Istotą rzemiosła jest relacja mistrz – uczeń. Ten system kształcenia jest niemal niezmienny od czasów średniowiecza. W zawodach rzemieślniczych wiedzę zdobywa się poprzez praktykę. Terminując w zakładzie bardziej doświadczonego rzemieślnika, poznaje się tajniki zawodu. Taką drogę przeszli też bohaterowie wystawy.
Współcześnie organizacją egzaminów na kolejne stopnie specjalizacji – czeladnicze i mistrzowskie – zajmują się izby rzemieślnicze. W nich też podejmowane są różne działania integrujące środowisko.
Kontakt z innymi rzemieślnikami i ich metodami pracy jest kluczowy dla doskonalenia własnego warsztatu. Mogą to być rodzice lub dziadkowie, u których od dziecka podpatruje się wykonywanie zawodu. Może być formalny mistrz, u którego pobiera się nauki, a także nieformalne spotkania i rozmowy z innymi specjalistami. Współcześnie nawiązywanie tych kontaktów ułatwiają internet oraz krajowe i międzynarodowe targi. Kluczowa jest zawsze relacja między ludźmi i wspólna pasja do wykonywanego zawodu.

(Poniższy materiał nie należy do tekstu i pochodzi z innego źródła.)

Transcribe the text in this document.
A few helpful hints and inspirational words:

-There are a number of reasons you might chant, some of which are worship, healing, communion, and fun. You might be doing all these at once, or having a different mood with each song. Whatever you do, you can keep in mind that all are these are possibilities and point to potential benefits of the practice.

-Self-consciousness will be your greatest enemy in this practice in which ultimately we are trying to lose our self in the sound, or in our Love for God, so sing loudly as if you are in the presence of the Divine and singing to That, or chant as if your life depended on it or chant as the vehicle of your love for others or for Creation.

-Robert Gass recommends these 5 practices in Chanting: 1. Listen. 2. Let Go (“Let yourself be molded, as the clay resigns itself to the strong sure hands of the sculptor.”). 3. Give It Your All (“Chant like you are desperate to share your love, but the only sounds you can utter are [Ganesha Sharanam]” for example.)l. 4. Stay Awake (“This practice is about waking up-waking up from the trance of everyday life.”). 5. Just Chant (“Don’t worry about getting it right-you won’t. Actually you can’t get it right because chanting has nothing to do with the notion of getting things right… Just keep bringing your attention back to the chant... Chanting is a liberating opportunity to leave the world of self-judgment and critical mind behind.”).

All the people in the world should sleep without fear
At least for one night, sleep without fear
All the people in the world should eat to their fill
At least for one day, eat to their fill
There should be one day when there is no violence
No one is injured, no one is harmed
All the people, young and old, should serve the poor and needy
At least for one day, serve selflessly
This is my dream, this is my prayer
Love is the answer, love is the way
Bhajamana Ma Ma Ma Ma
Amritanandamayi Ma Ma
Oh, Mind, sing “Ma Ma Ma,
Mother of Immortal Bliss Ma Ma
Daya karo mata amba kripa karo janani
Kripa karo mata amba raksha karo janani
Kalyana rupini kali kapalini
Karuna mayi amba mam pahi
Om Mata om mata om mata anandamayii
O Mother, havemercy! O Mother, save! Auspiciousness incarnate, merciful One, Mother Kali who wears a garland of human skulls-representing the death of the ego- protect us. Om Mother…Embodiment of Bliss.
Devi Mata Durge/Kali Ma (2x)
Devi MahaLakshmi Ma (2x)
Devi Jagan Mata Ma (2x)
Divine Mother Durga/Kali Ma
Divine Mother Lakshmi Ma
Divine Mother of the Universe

Tak o sensie relacji mistrz – uczeń opowiada Benedykt Niewczyk, lutnik:
„W relacji mistrz – uczeń mamy nieograniczony czas nauki. Zacznijmy od tego, że mistrzowie są na co dzień weryfikowani przez klientów. Sprowadza się to do tego, że lepszy ma pracę, gorszy tej pracy nie ma. Ucznia przyjmuje ten, kto ma nadmiar pracy i nie jest w stanie sam wszystkiego zrobić, potrzebuje zatem pomocnika. Jeżeli ten uczeń nie osiągnie odpowiedniego poziomu, może minąć wiele lat, nim zostanie czeladnikiem lub mistrzem. W szkolnictwie tego nie ma, co roku jest świadectwo, potem kolejne i w końcu wychodzi ktoś, kto jest tzw. fachowcem. Nie mówię, wychodzą też ludzie dobrzy, ale rzemiosło weryfikuje to na bieżąco”.
A tak o nauce zawodu mówi Elżbieta Sobańska, właścicielka pracowni krawieckiej:
„Od wieków zawsze było tak, że umiejętności zdobywało się u mistrza. Był pewien etos zawodu. Uczeń zawsze wiedział, że musi przejść przez etap pokory, nauki, zdobywania szlifów, umiejętności. I to była długa droga, zanim sam się wyszkolił na tyle, aby móc być wzorem dla innych. Ale dzięki temu to rzemiosło było zawsze na wysokim poziomie”.